SC negocia para BRF continuar em ItajaíEnquanto o presidente do conselho da BRF, Abilio Diniz, era assediado para ser ministro de Dilma Rousseff, o governo catarinense soube que o presidente executivo da companhia, Claudio Galeazzi, está avaliando custos e poderá fechar o escritório de serviços de Itajaí para concentrar tudo na unidade de Curitiba. Lideranças de SC levaram um susto e correram para negociar com a dona das marcas Sadia e Perdigão. Ontem, o governador Raimundo Colombo, o senador Luiz Henrique da Silveira, mais o prefeito Jandir Bellini e o secretário de Estado da Fazenda, Antonio Gavazzoni, tiveram uma conversa de três horas com Galeazzi, em São Paulo.

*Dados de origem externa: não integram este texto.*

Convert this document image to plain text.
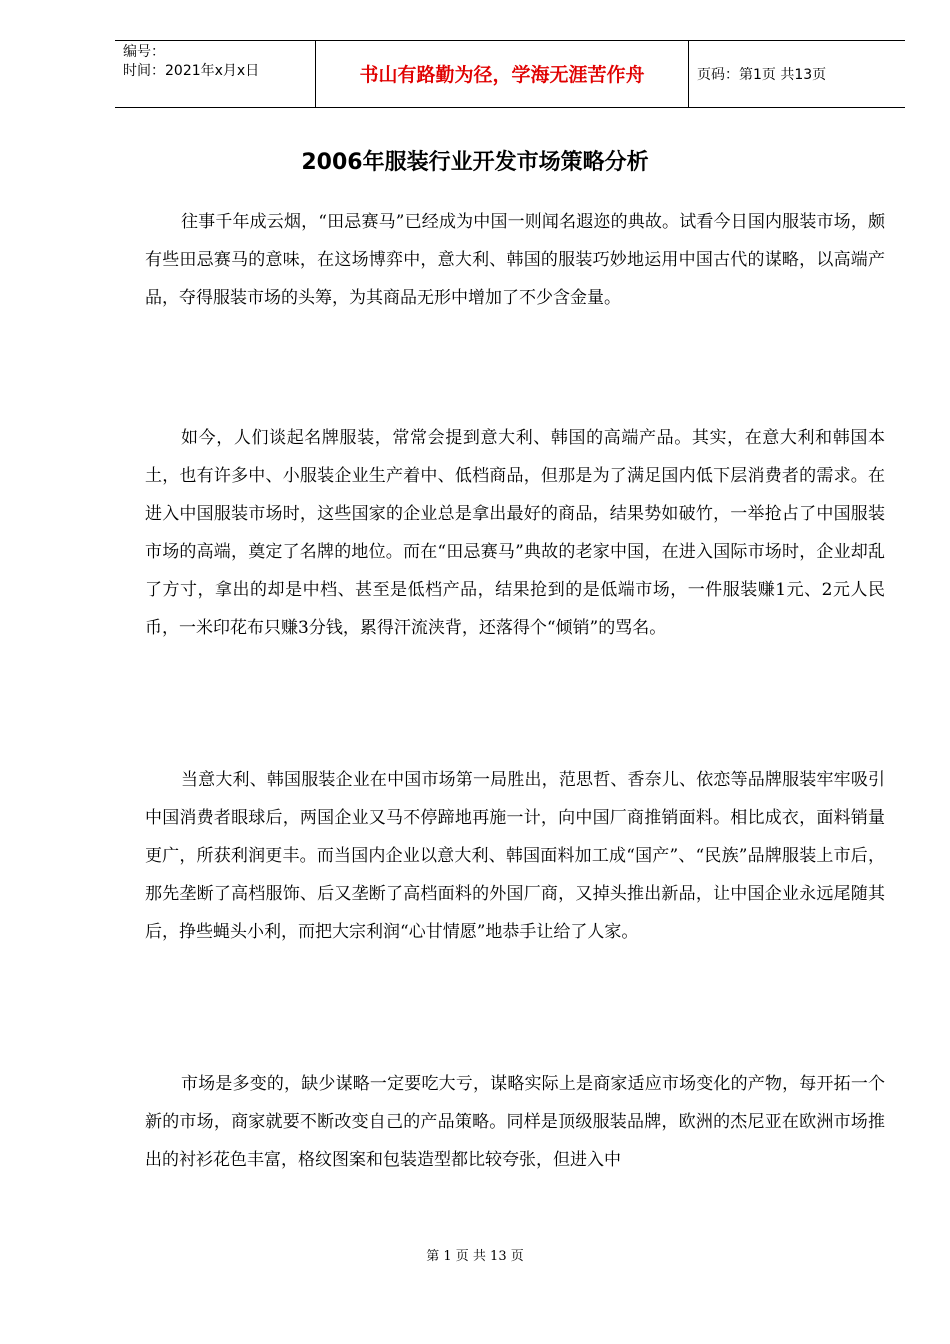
编号：
时间：2021年x月x日	书山有路勤为径，学海无涯苦作舟	页码：第1页 共13页
2006年服装行业开发市场策略分析

往事千年成云烟，“田忌赛马”已经成为中国一则闻名遐迩的典故。试看今日国内服装市场，颇有些田忌赛马的意味，在这场博弈中，意大利、韩国的服装巧妙地运用中国古代的谋略，以高端产品，夺得服装市场的头筹，为其商品无形中增加了不少含金量。

如今，人们谈起名牌服装，常常会提到意大利、韩国的高端产品。其实，在意大利和韩国本土，也有许多中、小服装企业生产着中、低档商品，但那是为了满足国内低下层消费者的需求。在进入中国服装市场时，这些国家的企业总是拿出最好的商品，结果势如破竹，一举抢占了中国服装市场的高端，奠定了名牌的地位。而在“田忌赛马”典故的老家中国，在进入国际市场时，企业却乱了方寸，拿出的却是中档、甚至是低档产品，结果抢到的是低端市场，一件服装赚1元、2元人民币，一米印花布只赚3分钱，累得汗流浃背，还落得个“倾销”的骂名。

当意大利、韩国服装企业在中国市场第一局胜出，范思哲、香奈儿、依恋等品牌服装牢牢吸引中国消费者眼球后，两国企业又马不停蹄地再施一计，向中国厂商推销面料。相比成衣，面料销量更广，所获利润更丰。而当国内企业以意大利、韩国面料加工成“国产”、“民族”品牌服装上市后，那先垄断了高档服饰、后又垄断了高档面料的外国厂商，又掉头推出新品，让中国企业永远尾随其后，挣些蝇头小利，而把大宗利润“心甘情愿”地恭手让给了人家。

市场是多变的，缺少谋略一定要吃大亏，谋略实际上是商家适应市场变化的产物，每开拓一个新的市场，商家就要不断改变自己的产品策略。同样是顶级服装品牌，欧洲的杰尼亚在欧洲市场推出的衬衫花色丰富，格纹图案和包装造型都比较夸张，但进入中

第 1 页 共 13 页
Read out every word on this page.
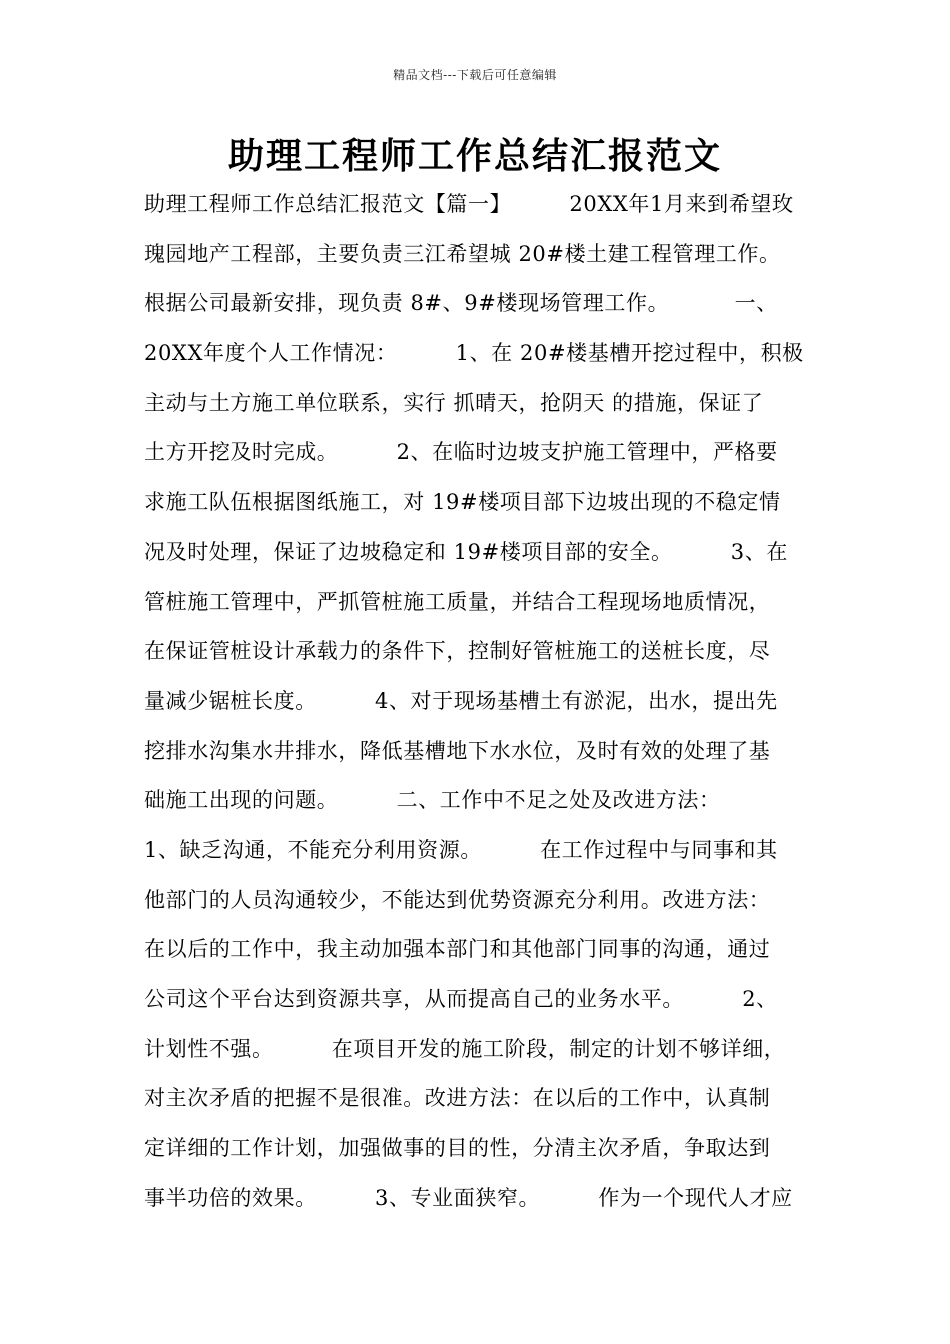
精品文档---下载后可任意编辑
助理工程师工作总结汇报范文
助理工程师工作总结汇报范文【篇一】        20XX年1月来到希望玫
瑰园地产工程部，主要负责三江希望城 20#楼土建工程管理工作。
根据公司最新安排，现负责 8#、9#楼现场管理工作。         一、
20XX年度个人工作情况：        1、在 20#楼基槽开挖过程中，积极
主动与土方施工单位联系，实行 抓晴天，抢阴天 的措施，保证了
土方开挖及时完成。        2、在临时边坡支护施工管理中，严格要
求施工队伍根据图纸施工，对 19#楼项目部下边坡出现的不稳定情
况及时处理，保证了边坡稳定和 19#楼项目部的安全。        3、在
管桩施工管理中，严抓管桩施工质量，并结合工程现场地质情况，
在保证管桩设计承载力的条件下，控制好管桩施工的送桩长度，尽
量减少锯桩长度。        4、对于现场基槽土有淤泥，出水，提出先
挖排水沟集水井排水，降低基槽地下水水位，及时有效的处理了基
础施工出现的问题。        二、工作中不足之处及改进方法：
1、缺乏沟通，不能充分利用资源。        在工作过程中与同事和其
他部门的人员沟通较少，不能达到优势资源充分利用。改进方法：
在以后的工作中，我主动加强本部门和其他部门同事的沟通，通过
公司这个平台达到资源共享，从而提高自己的业务水平。        2、
计划性不强。        在项目开发的施工阶段，制定的计划不够详细，
对主次矛盾的把握不是很准。改进方法：在以后的工作中，认真制
定详细的工作计划，加强做事的目的性，分清主次矛盾，争取达到
事半功倍的效果。        3、专业面狭窄。        作为一个现代人才应
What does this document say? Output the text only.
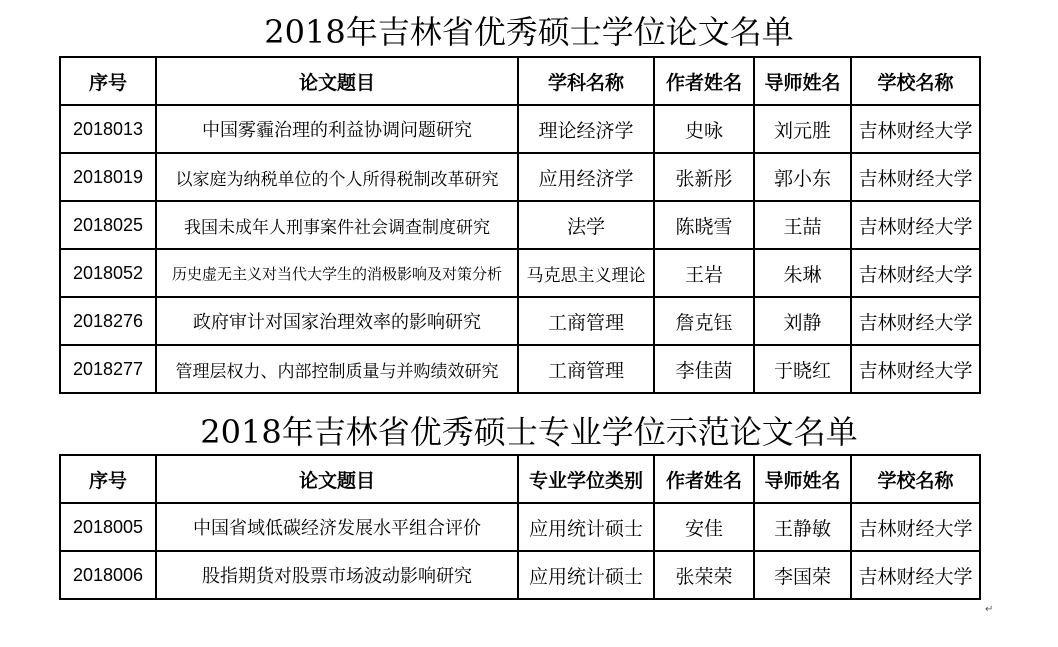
2018年吉林省优秀硕士学位论文名单
序号	论文题目	学科名称	作者姓名	导师姓名	学校名称
2018013	中国雾霾治理的利益协调问题研究	理论经济学	史咏	刘元胜	吉林财经大学
2018019	以家庭为纳税单位的个人所得税制改革研究	应用经济学	张新彤	郭小东	吉林财经大学
2018025	我国未成年人刑事案件社会调查制度研究	法学	陈晓雪	王喆	吉林财经大学
2018052	历史虚无主义对当代大学生的消极影响及对策分析	马克思主义理论	王岩	朱琳	吉林财经大学
2018276	政府审计对国家治理效率的影响研究	工商管理	詹克钰	刘静	吉林财经大学
2018277	管理层权力、内部控制质量与并购绩效研究	工商管理	李佳茵	于晓红	吉林财经大学
2018年吉林省优秀硕士专业学位示范论文名单
序号	论文题目	专业学位类别	作者姓名	导师姓名	学校名称
2018005	中国省域低碳经济发展水平组合评价	应用统计硕士	安佳	王静敏	吉林财经大学
2018006	股指期货对股票市场波动影响研究	应用统计硕士	张荣荣	李国荣	吉林财经大学
↵
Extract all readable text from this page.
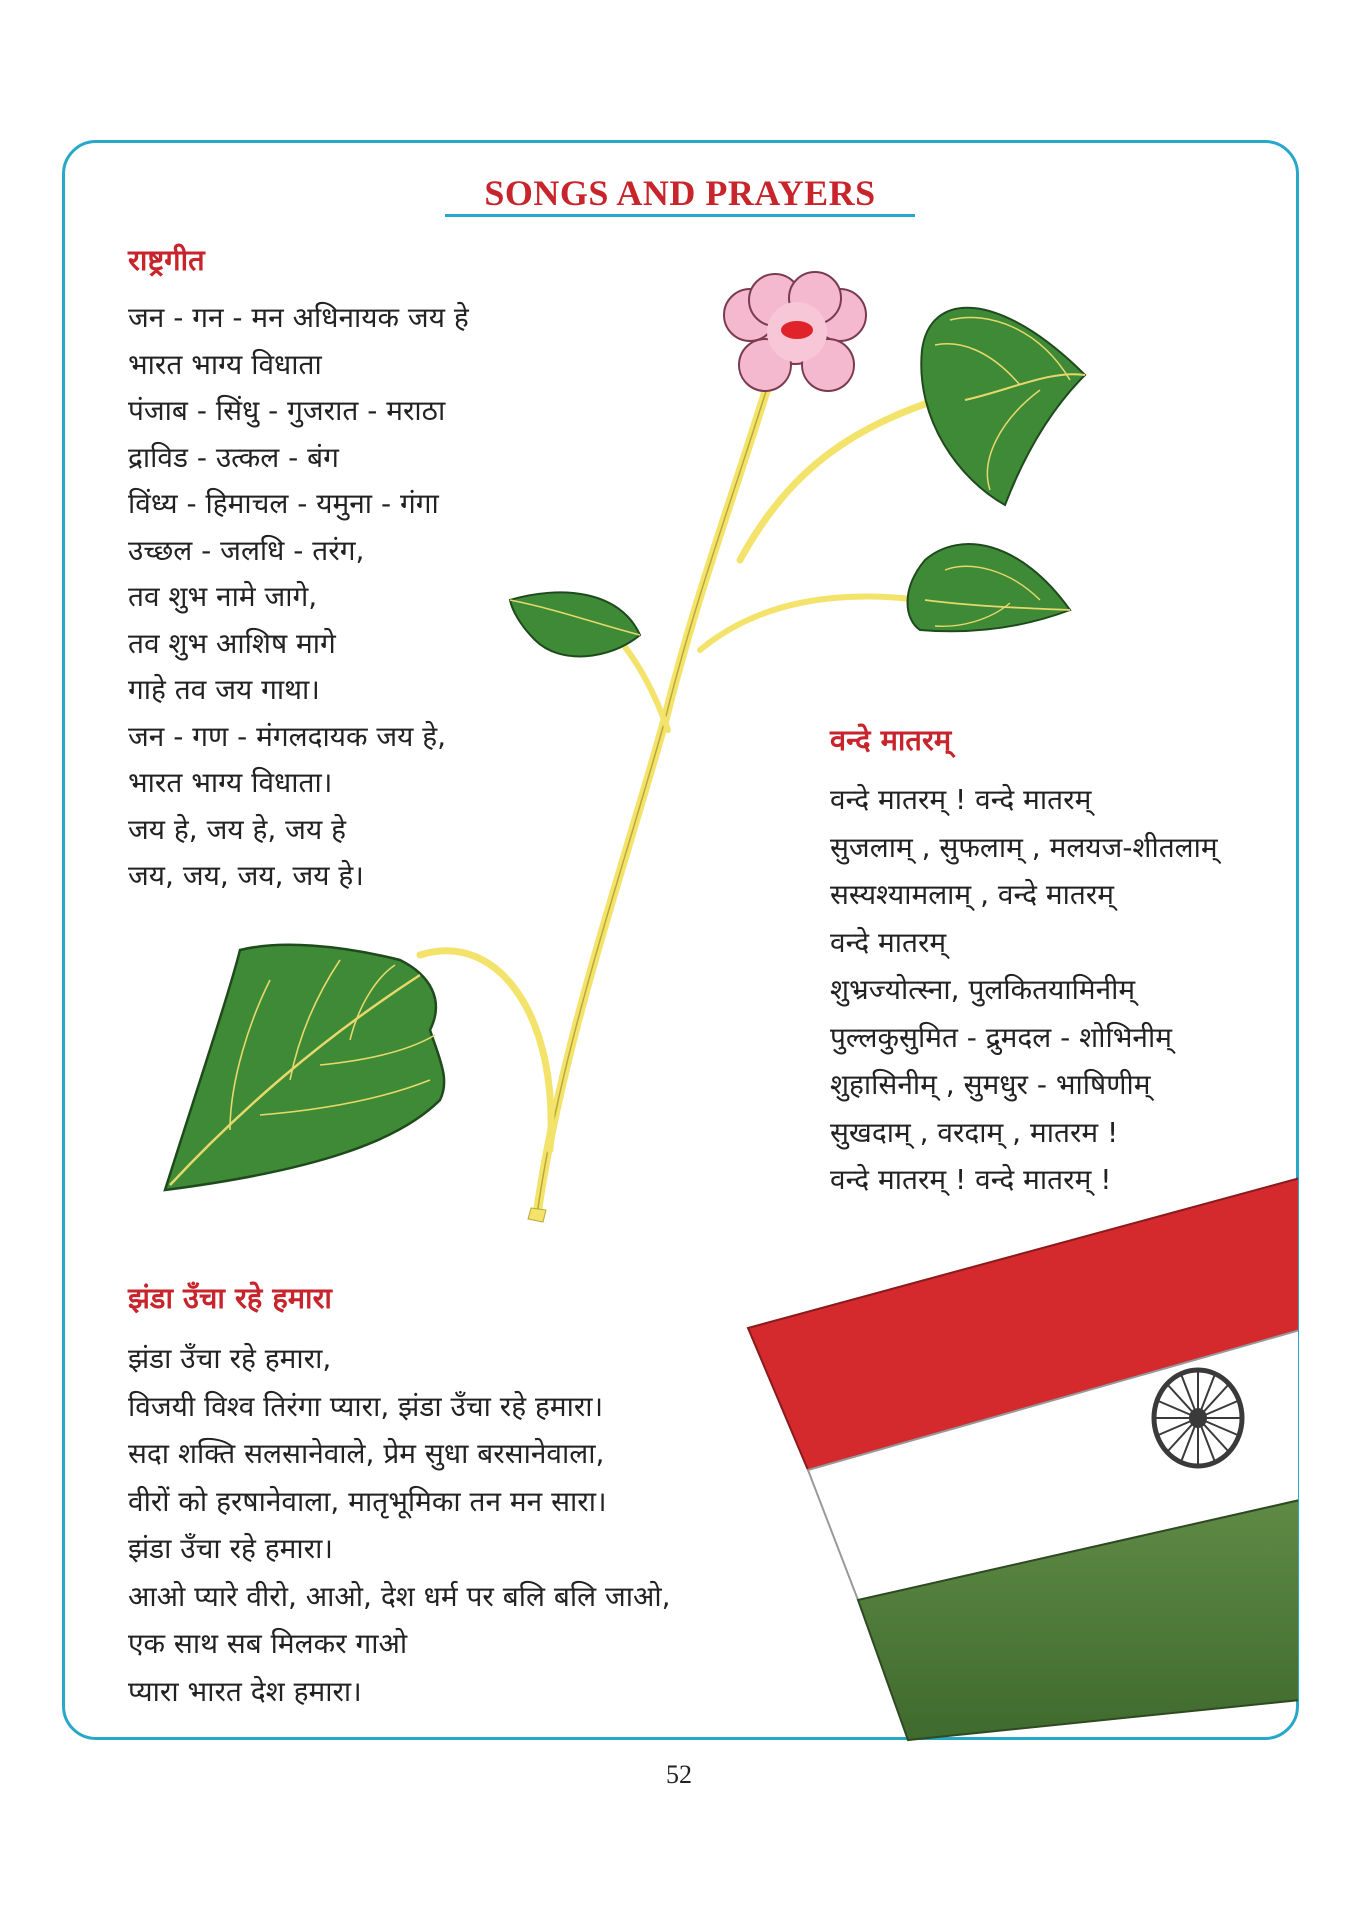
SONGS AND PRAYERS
राष्ट्रगीत
जन - गन - मन अधिनायक जय हे
भारत भाग्य विधाता
पंजाब - सिंधु - गुजरात - मराठा
द्राविड - उत्कल - बंग
विंध्य - हिमाचल - यमुना - गंगा
उच्छल - जलधि - तरंग,
तव शुभ नामे जागे,
तव शुभ आशिष मागे
गाहे तव जय गाथा।
जन - गण - मंगलदायक जय हे,
भारत भाग्य विधाता।
जय हे, जय हे, जय हे
जय, जय, जय, जय हे।
वन्दे मातरम्
वन्दे मातरम् ! वन्दे मातरम्
सुजलाम् , सुफलाम् , मलयज-शीतलाम्
सस्यश्यामलाम् , वन्दे मातरम्
वन्दे मातरम्
शुभ्रज्योत्स्ना, पुलकितयामिनीम्
पुल्लकुसुमित - द्रुमदल - शोभिनीम्
शुहासिनीम् , सुमधुर - भाषिणीम्
सुखदाम् , वरदाम् , मातरम !
वन्दे मातरम् ! वन्दे मातरम् !
झंडा उँचा रहे हमारा
झंडा उँचा रहे हमारा,
विजयी विश्व तिरंगा प्यारा, झंडा उँचा रहे हमारा।
सदा शक्ति सलसानेवाले, प्रेम सुधा बरसानेवाला,
वीरों को हरषानेवाला, मातृभूमिका तन मन सारा।
झंडा उँचा रहे हमारा।
आओ प्यारे वीरो, आओ, देश धर्म पर बलि बलि जाओ,
एक साथ सब मिलकर गाओ
प्यारा भारत देश हमारा।

52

A decisão foi de que nada será mudado este ano e uma comissão vai buscar um acordo para a continuidade da unidade no Estado. O secretário de Desenvolvimento, Paulo Bornhausen, também conversou com a cúpula da BRF. Galeazzi disse que a empresa busca redução de custo e resultado aos acionistas. Isto significa que para manter a unidade, o governo de SC terá que ceder alguma coisa.

Bornhausen considera importante a continuidade do centro de serviços em Itajaí, porque ele oferece empregos de alto padrão e vai colaborar para o desenvolvimento do Distrito de Inovação que está sendo instalado no município. A cidade também recebeu o Instituto Senai de Inovação em Logística do Sistema CNI-Fiesc. A BRF conta com cerca de 24 mil colaboradores em SC, dos quais 1,5 mil atuam em Itajaí.

Estado também negociou a sede

Esta não é a primeira vez que o governo catarinense negocia com a BRF. Quando foi selada a fusão Sadia-Perdigão, em 2009, o então governador Luiz Henrique articulou a continuidade da sede da empresa em Itajaí. Isto porque a Sadia e a Perdigão nasceram em SC e criaram aqui o modelo de integração produtiva que se tornou referência mundial em produção de proteína animal de qualidade. Na época, o governo informou que a sede em Itajaí garantiria um pouco de impostos a mais e a realização de uma reunião por ano do conselho de administração da companhia na cidade. Antes, a Sadia mantinha sua sede em Concórdia, para onde todos os conselheiros iam para a reunião anual. A Perdigão, que já estava com capital pulverizado na Bolsa e sob o controle dos fundos de pensão, transferiu sua sede para São Paulo. Mas enquanto Eggon João da Silva, que articulou a recuperação da empresa em 1993 estava na presidência ou no conselho, as reuniões aconteciam em Jaraguá do Sul.

Edit: 21/02/2014

BRF anuncia reestruturação

A BRF, dona das marcas Sadia e Perdigão, anunciou neste dia 20 de fevereiro uma ampla reestruturação administrativa nas suas operações. Explicou que a intenção é adequar a oferta de produção à demanda. O novo organograma concentra a gestão da companhia em quatro lideranças regionais. Essa decisão não envolve a questão da unidade de Itajaí, que pode ir para Curitiba. Pelo que ficou acertado entre o governador Raimundo Colombo e a diretoria da companhia, essa decisão será tomada até no ano que vem.